Table 10. Simple Statistics of Natural Gas Injection Amount by Months in Injection Seasons from 2000-2013 | |||||||||
Mean | Standard | Standard | 95% Confidence Interval | ||||||
Month | (Average) | Minimum | Maximum | Median | Deviation | Error | Low Limit | High Limit | |
April | 192 | 46 | 360 | 197 | 80 | 21 | 146 | 238 | |
May | 387 | 231 | 479 | 402 | 69 | 18 | 347 | 427 | |
June | 354 | 232 | 469 | 342 | 62 | 16 | 318 | 389 | |
July | 281 | 134 | 385 | 282 | 76 | 20 | 237 | 325 | |
August | 244 | 127 | 350 | 240 | 69 | 18 | 204 | 284 | |
September | 328 | 269 | 411 | 313 | 47 | 12 | 301 | 355 | |
October | 239 | 87 | 385 | 245 | 79 | 21 | 194 | 285 | |
Sum of 7 Months | 2,025 | 1,126 | 2,839 | 1,747 | 2,303 | ||||
Note: Injection Season: April - October. | |||||||||
95% confidence interval is computed assuming net changes (Injection amount) are normally distributed over years by months in inject season and should be interpreted with caution. | |||||||||
Table is compiled from EIA data. | |||||||||
At the moment of the darkest days, as some people called, for coal sector in the United States, I maintain a speculative bullish for thermal coal in coming months.
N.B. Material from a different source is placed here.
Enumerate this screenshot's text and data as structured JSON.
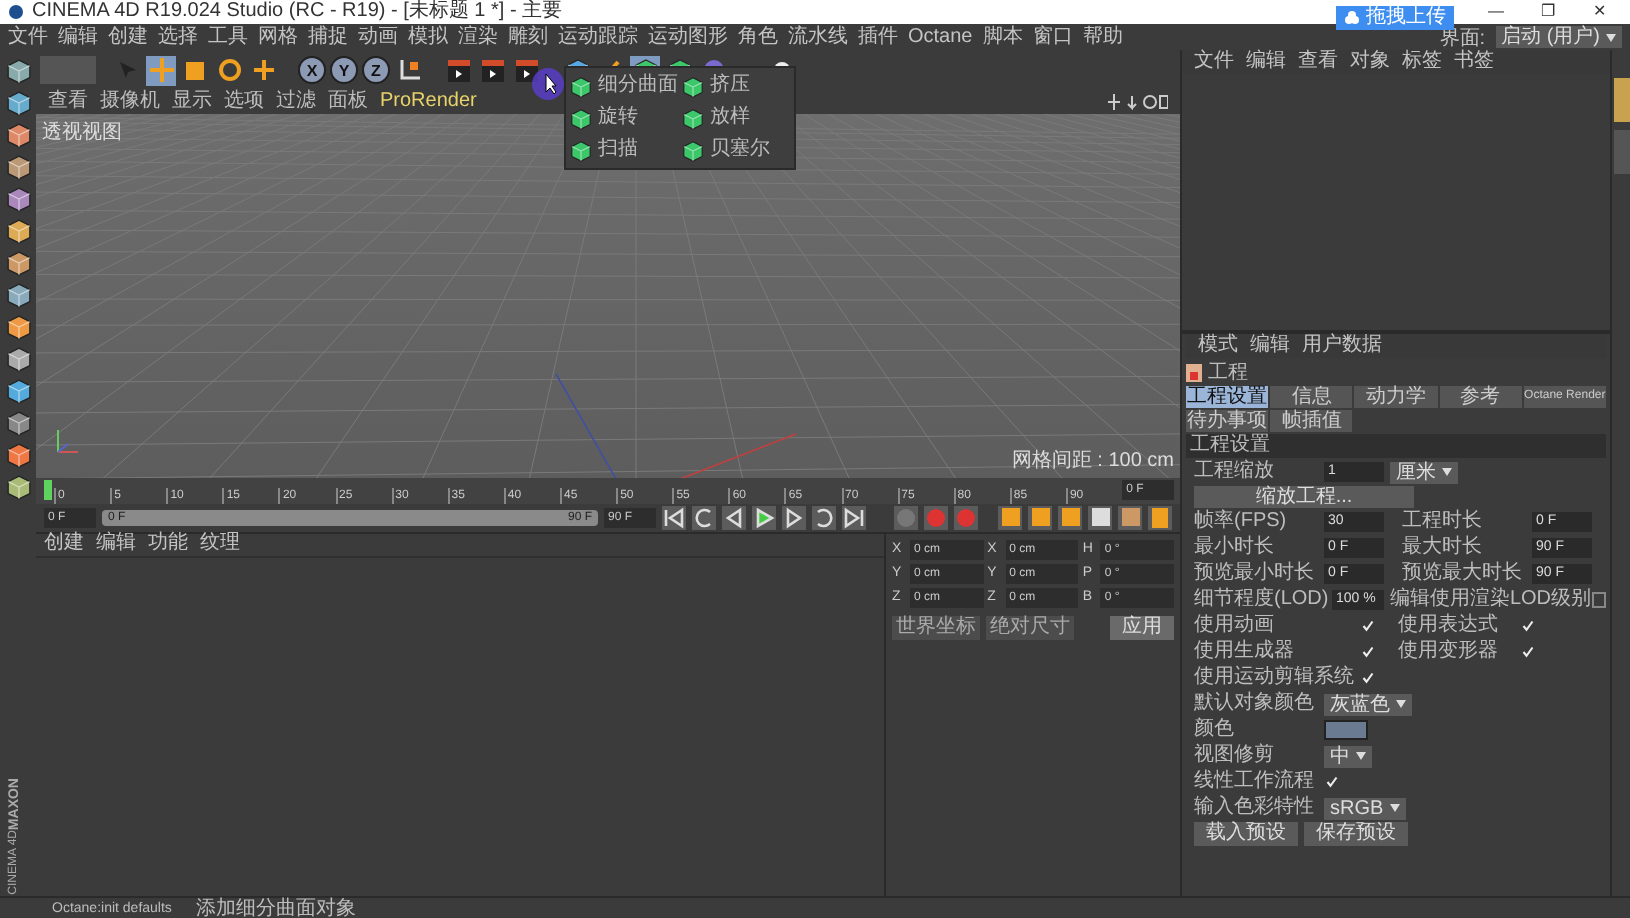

The main purpose of this article is to present and analyze publically available data to help readers have a better understanding of root causes behind the recent hikes in NG and thermal coal price, other than draw conclusions already known to readers. In this sense, this article is more or less for those who wish to foresee future by consulting the past.
Disclosure: I am long ACI, ANR, BTU, COG. I wrote this article myself, and it expresses my own opinions. I am not receiving compensation for it (other than from Seeking Alpha). I have no business relationship with any company whose stock is mentioned in this article.
Additional disclosure: It is just my opinions without any third party interest. Readers should be aware of high investment risk in energy sectors, especially in coal and natural gas industries which is highly speculative. Readers should consult their own financial advisers before making any investment decision. It is to the best of author’s effort to collect and further calculate EIA’s data in this article with accuracy. Readers should take due diligence in reading all numbers in this article and are not encouraged to use these numbers in any purpose without their own validation.